This June, Verizon Wireless released a new commercial in which parents discipline their daughter by saying, “Don’t get your dress dirty!” and “Why don’t you hand that to your brother?” After the young girl, now depicted as a teenager, glances at a Science Fair poster, looks away, and fixes her makeup, a voiceover says, “Isn’t it time we told her she’s pretty brilliant, too?”
It is beyond clear that the way we talk to young girls is more impactful than we think. According to Girls Who Code, an organization involved with the production of this Verizon ad, only 0.3% of high school girls intend to major in computer science. Although the commercial champions a powerful and exigent message, this isn’t an issue that can be solved by merely thinking twice about our diction. This is an issue fostered by a culture that teaches women to harbor shame, from airbrushed magazine covers to idly misogynistic idioms such as “throwing like a girl.”
The last thing we need is to take the “pretty” out of “pretty brilliant.” Pretty is not bad. About 91% percent of women are dissatisfied with their body image, and that percentage can shrink if we teach our daughters that they are pretty, not that they need to work towards becoming pretty. These fundamental forms of self-acceptance are what let young girls (like the one in the Verizon ad) feel confident enough to pursue their passions and try new things—even computer science.
Unfortunately, the conflict doesn’t begin and end with feeling pretty and having intrinsic self-esteem. Even when women have the empowerment to attain success, the validity of their accomplishments is often doubted or accredited to superficial factors, further alienating them from the academic sphere.
“Growing up, people assumed that my academic achievements were all based on my ethnicity,” says Grace Pak, a rising freshman at the University of Pennsylvania. “My grades are not a result of being Asian.”
Of course, this internalized prejudice doesn’t begin and end in STEM fields—it’s also present in the arts. Amanda Prager, an award-winning filmmaker and U.S. Presidential Scholar in the Arts, says, “I’m used to people asking me who the director is… Even when I’m sitting in a director’s chair with a clipboard and a camera.” Of the top 250 films in 2012, only 9% of directors were female.
The best way to overcome stereotyping, misogyny, and arrogance is to be resilient. The good news is that if a girl wants to work in a STEM field, make films, or join the school robotics club, she can, so long as she is determined enough to shrug off criticism. But soon, workforce issues emerge into the spotlight. If the Verizon ad girl and her brother both apply for computer science jobs, why is the brother more likely to be hired? Why will the brother make more money simply because of his gender identity?

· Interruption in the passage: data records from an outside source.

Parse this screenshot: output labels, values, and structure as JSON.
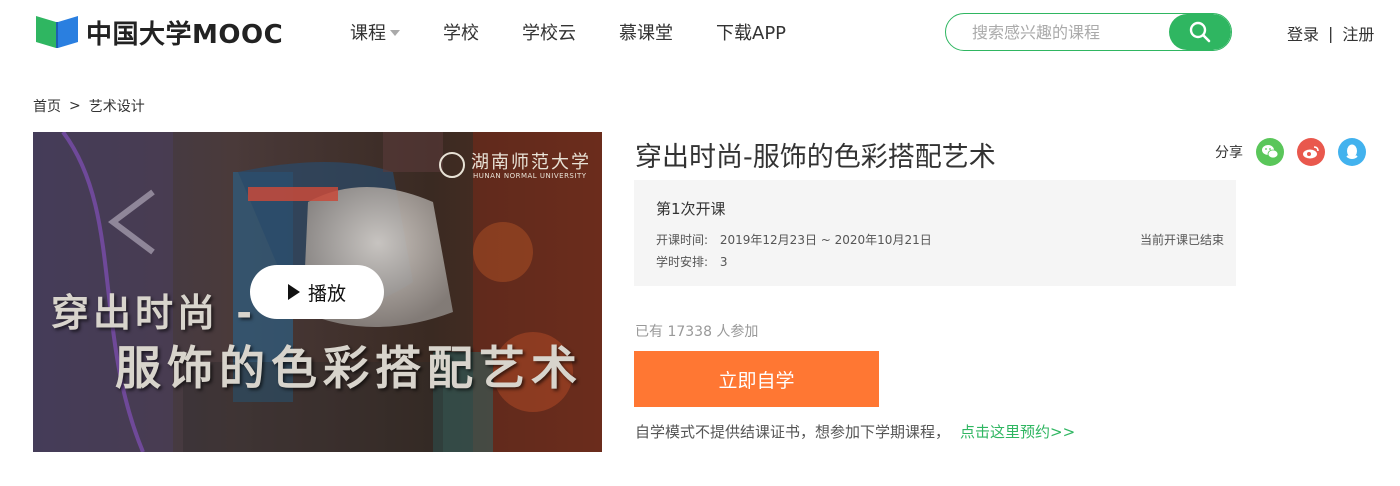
{
  "brand": {
    "name": "中国大学MOOC",
    "logo_icon": "book-logo-icon",
    "color": "#2fb661"
  },
  "nav": {
    "items": [
      {
        "label": "课程",
        "has_dropdown": true
      },
      {
        "label": "学校"
      },
      {
        "label": "学校云"
      },
      {
        "label": "慕课堂"
      },
      {
        "label": "下载APP"
      }
    ]
  },
  "search": {
    "placeholder": "搜索感兴趣的课程",
    "button_icon": "search-icon"
  },
  "auth": {
    "login": "登录",
    "separator": "|",
    "register": "注册"
  },
  "breadcrumb": {
    "home": "首页",
    "separator": ">",
    "current": "艺术设计"
  },
  "cover": {
    "title_line1": "穿出时尚 -",
    "title_line2": "服饰的色彩搭配艺术",
    "seal_text": "湖南师范大学",
    "seal_sub": "HUNAN NORMAL UNIVERSITY",
    "play_label": "播放"
  },
  "course": {
    "title": "穿出时尚-服饰的色彩搭配艺术"
  },
  "share": {
    "label": "分享",
    "icons": [
      {
        "name": "wechat-icon",
        "color": "#5ac65a"
      },
      {
        "name": "weibo-icon",
        "color": "#e9584d"
      },
      {
        "name": "qq-icon",
        "color": "#42b2ee"
      }
    ]
  },
  "term": {
    "name": "第1次开课",
    "time_label": "开课时间:",
    "time_value": "2019年12月23日 ~ 2020年10月21日",
    "schedule_label": "学时安排:",
    "schedule_value": "3",
    "status": "当前开课已结束"
  },
  "enroll": {
    "count_text": "已有 17338 人参加"
  },
  "cta": {
    "label": "立即自学",
    "color": "#ff7733"
  },
  "note": {
    "text": "自学模式不提供结课证书，想参加下学期课程，",
    "link": "点击这里预约>>"
  }
}
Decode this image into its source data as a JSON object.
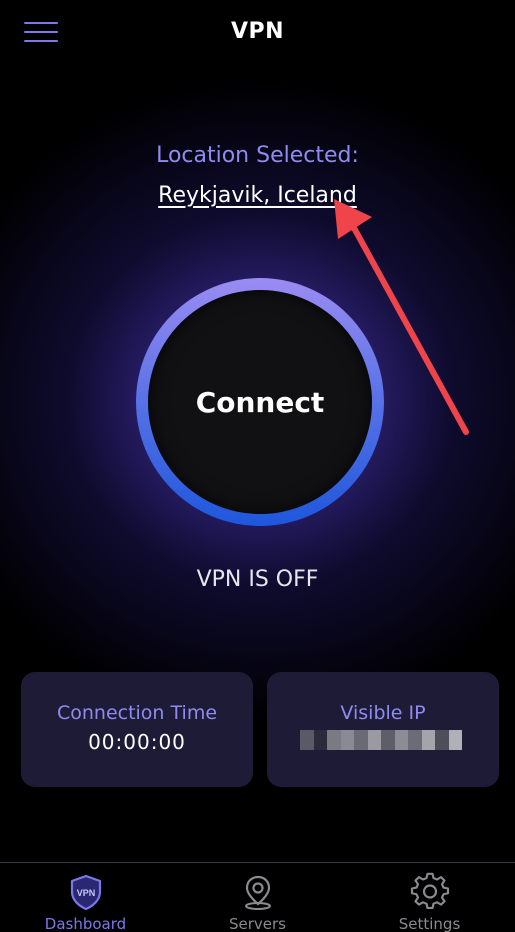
{
  "header": {
    "title": "VPN",
    "menu_icon": "hamburger-menu-icon"
  },
  "location": {
    "label": "Location Selected:",
    "value": "Reykjavik, Iceland"
  },
  "connect": {
    "label": "Connect"
  },
  "status": {
    "text": "VPN IS OFF"
  },
  "cards": {
    "connection_time": {
      "title": "Connection Time",
      "value": "00:00:00"
    },
    "visible_ip": {
      "title": "Visible IP"
    }
  },
  "tabbar": {
    "tabs": [
      {
        "label": "Dashboard",
        "icon": "vpn-shield-icon",
        "active": true
      },
      {
        "label": "Servers",
        "icon": "location-pin-icon",
        "active": false
      },
      {
        "label": "Settings",
        "icon": "gear-icon",
        "active": false
      }
    ]
  },
  "colors": {
    "accent": "#7b78e8",
    "label_purple": "#8f8bf0",
    "annotation_arrow": "#f0444b",
    "card_bg": "#1d1b36"
  }
}
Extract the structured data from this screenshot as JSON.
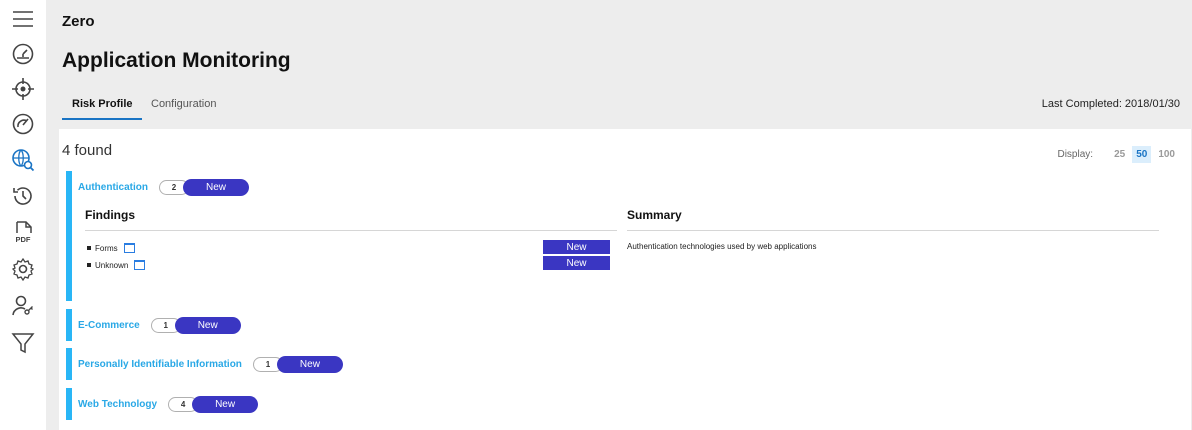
{
  "sidebar": {
    "items": [
      {
        "icon": "menu-icon"
      },
      {
        "icon": "dashboard-icon"
      },
      {
        "icon": "crosshair-icon"
      },
      {
        "icon": "gauge-icon"
      },
      {
        "icon": "globe-search-icon"
      },
      {
        "icon": "history-icon"
      },
      {
        "icon": "pdf-icon",
        "label": "PDF"
      },
      {
        "icon": "settings-icon"
      },
      {
        "icon": "user-key-icon"
      },
      {
        "icon": "filter-icon"
      }
    ]
  },
  "header": {
    "app_name": "Zero",
    "title": "Application Monitoring",
    "tabs": [
      {
        "label": "Risk Profile",
        "active": true
      },
      {
        "label": "Configuration",
        "active": false
      }
    ],
    "last_completed": "Last Completed: 2018/01/30"
  },
  "results": {
    "found": "4 found",
    "display_label": "Display:",
    "page_sizes": [
      "25",
      "50",
      "100"
    ],
    "active_page_size": "50"
  },
  "categories": [
    {
      "name": "Authentication",
      "count": "2",
      "status": "New",
      "expanded": true,
      "findings_title": "Findings",
      "summary_title": "Summary",
      "findings": [
        {
          "label": "Forms",
          "status": "New"
        },
        {
          "label": "Unknown",
          "status": "New"
        }
      ],
      "summary": "Authentication technologies used by web applications"
    },
    {
      "name": "E-Commerce",
      "count": "1",
      "status": "New",
      "expanded": false
    },
    {
      "name": "Personally Identifiable Information",
      "count": "1",
      "status": "New",
      "expanded": false
    },
    {
      "name": "Web Technology",
      "count": "4",
      "status": "New",
      "expanded": false
    }
  ],
  "colors": {
    "accent": "#29b6f6",
    "status_new": "#3a36c2",
    "tab_underline": "#1a74c4",
    "background": "#ededed"
  }
}
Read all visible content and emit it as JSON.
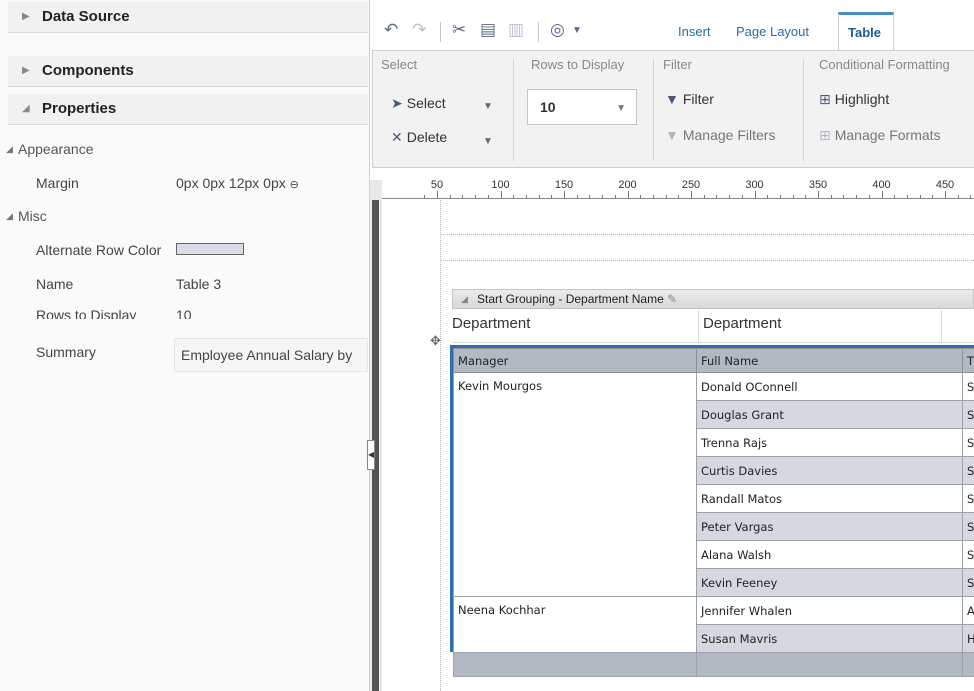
{
  "left_panel": {
    "sections": [
      {
        "label": "Data Source",
        "expanded": false
      },
      {
        "label": "Components",
        "expanded": false
      },
      {
        "label": "Properties",
        "expanded": true
      }
    ],
    "appearance": {
      "label": "Appearance",
      "margin_label": "Margin",
      "margin_value": "0px 0px 12px 0px"
    },
    "misc": {
      "label": "Misc",
      "alt_row_color_label": "Alternate Row Color",
      "alt_row_color": "#d9dde6",
      "name_label": "Name",
      "name_value": "Table 3",
      "rows_label": "Rows to Display",
      "rows_value": "10",
      "summary_label": "Summary",
      "summary_value": "Employee Annual Salary by"
    }
  },
  "toolbar": {
    "tabs": [
      "Insert",
      "Page Layout",
      "Table"
    ],
    "active_tab": "Table",
    "icons": [
      "undo-icon",
      "redo-icon",
      "cut-icon",
      "copy-icon",
      "paste-icon",
      "data-icon",
      "dropdown-icon"
    ],
    "groups": {
      "select": {
        "title": "Select",
        "select_label": "Select",
        "delete_label": "Delete"
      },
      "rows": {
        "title": "Rows to Display",
        "value": "10"
      },
      "filter": {
        "title": "Filter",
        "filter_label": "Filter",
        "manage_label": "Manage Filters"
      },
      "conditional": {
        "title": "Conditional Formatting",
        "highlight_label": "Highlight",
        "manage_label": "Manage Formats"
      }
    }
  },
  "ruler": {
    "labels": [
      "50",
      "100",
      "150",
      "200",
      "250",
      "300",
      "350",
      "400",
      "450"
    ]
  },
  "canvas": {
    "grouping_label": "Start Grouping - Department Name",
    "department_label": "Department",
    "department_value": "Department",
    "table": {
      "headers": [
        "Manager",
        "Full Name",
        "T"
      ],
      "rows": [
        {
          "manager": "Kevin Mourgos",
          "full_name": "Donald OConnell",
          "third": "S"
        },
        {
          "manager": "",
          "full_name": "Douglas Grant",
          "third": "S"
        },
        {
          "manager": "",
          "full_name": "Trenna Rajs",
          "third": "S"
        },
        {
          "manager": "",
          "full_name": "Curtis Davies",
          "third": "S"
        },
        {
          "manager": "",
          "full_name": "Randall Matos",
          "third": "S"
        },
        {
          "manager": "",
          "full_name": "Peter Vargas",
          "third": "S"
        },
        {
          "manager": "",
          "full_name": "Alana Walsh",
          "third": "S"
        },
        {
          "manager": "",
          "full_name": "Kevin Feeney",
          "third": "S"
        },
        {
          "manager": "Neena Kochhar",
          "full_name": "Jennifer Whalen",
          "third": "A"
        },
        {
          "manager": "",
          "full_name": "Susan Mavris",
          "third": "H"
        }
      ]
    }
  },
  "colors": {
    "accent": "#2f6dab",
    "header_bg": "#b3b9c2",
    "alt_row": "#d5d8de"
  }
}
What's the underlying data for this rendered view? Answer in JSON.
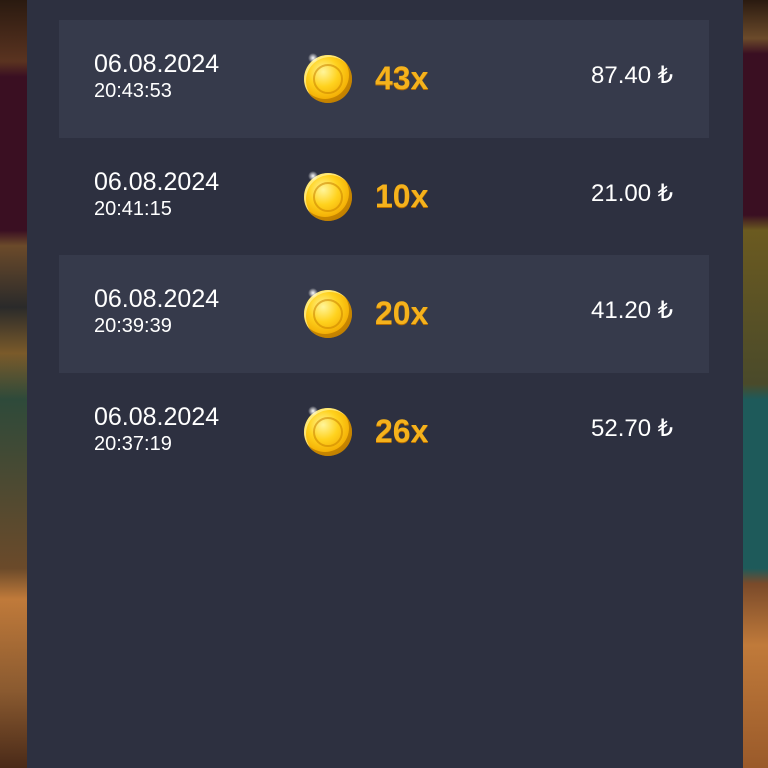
{
  "history": {
    "rows": [
      {
        "date": "06.08.2024",
        "time": "20:43:53",
        "icon": "gold-coin-icon",
        "multiplier": "43x",
        "amount": "87.40 ₺"
      },
      {
        "date": "06.08.2024",
        "time": "20:41:15",
        "icon": "gold-coin-icon",
        "multiplier": "10x",
        "amount": "21.00 ₺"
      },
      {
        "date": "06.08.2024",
        "time": "20:39:39",
        "icon": "gold-coin-icon",
        "multiplier": "20x",
        "amount": "41.20 ₺"
      },
      {
        "date": "06.08.2024",
        "time": "20:37:19",
        "icon": "gold-coin-icon",
        "multiplier": "26x",
        "amount": "52.70 ₺"
      }
    ]
  },
  "colors": {
    "panel": "#2d3040",
    "row_shaded": "#363a4b",
    "multiplier": "#f5b21c",
    "text": "#ffffff"
  }
}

Maybe in addition to telling our daughters that they are “pretty” and “pretty brilliant,” we should tell them that they are “pretty likely to be shot down,” and need to be “pretty persistent.” But when the wage gap prevents a woman from making the salary she deserves, resilience isn’t going to pay the electric bill (or her Verizon data charges).
Encouraging our daughters to pursue academia is certainly a step in the right direction, but don’t applaud Verizon just yet. There is far more to this issue than what we say to our daughters when they pick up starfish at the beach. As it seems, the best thing we can do right now is fight back.
“Girls Who Code.” Girls Who Code. N.p., n.d. Web. 01 July 2014.
Lauzen, Martha M. The Celluloid Ceiling: Behind – the – Scenes Employment of Women on the Top 250 Films of 2012. Rep. N.p., 2013. Web. 1 July 2014.
Palmer, Mario. “5 Facts About Body Image.” Amplify. Accessed February 24, 2014, http://amplifyyourvoice.org/u/marioapalmer/2013/05/21/byob-be-your-own-beautiful.
“Verizon Commercial 2014 | Inspire Her Mind – Extended | Verizon Wireless.” YouTube. YouTube, 2 June 2014. Web. 30 June 2014.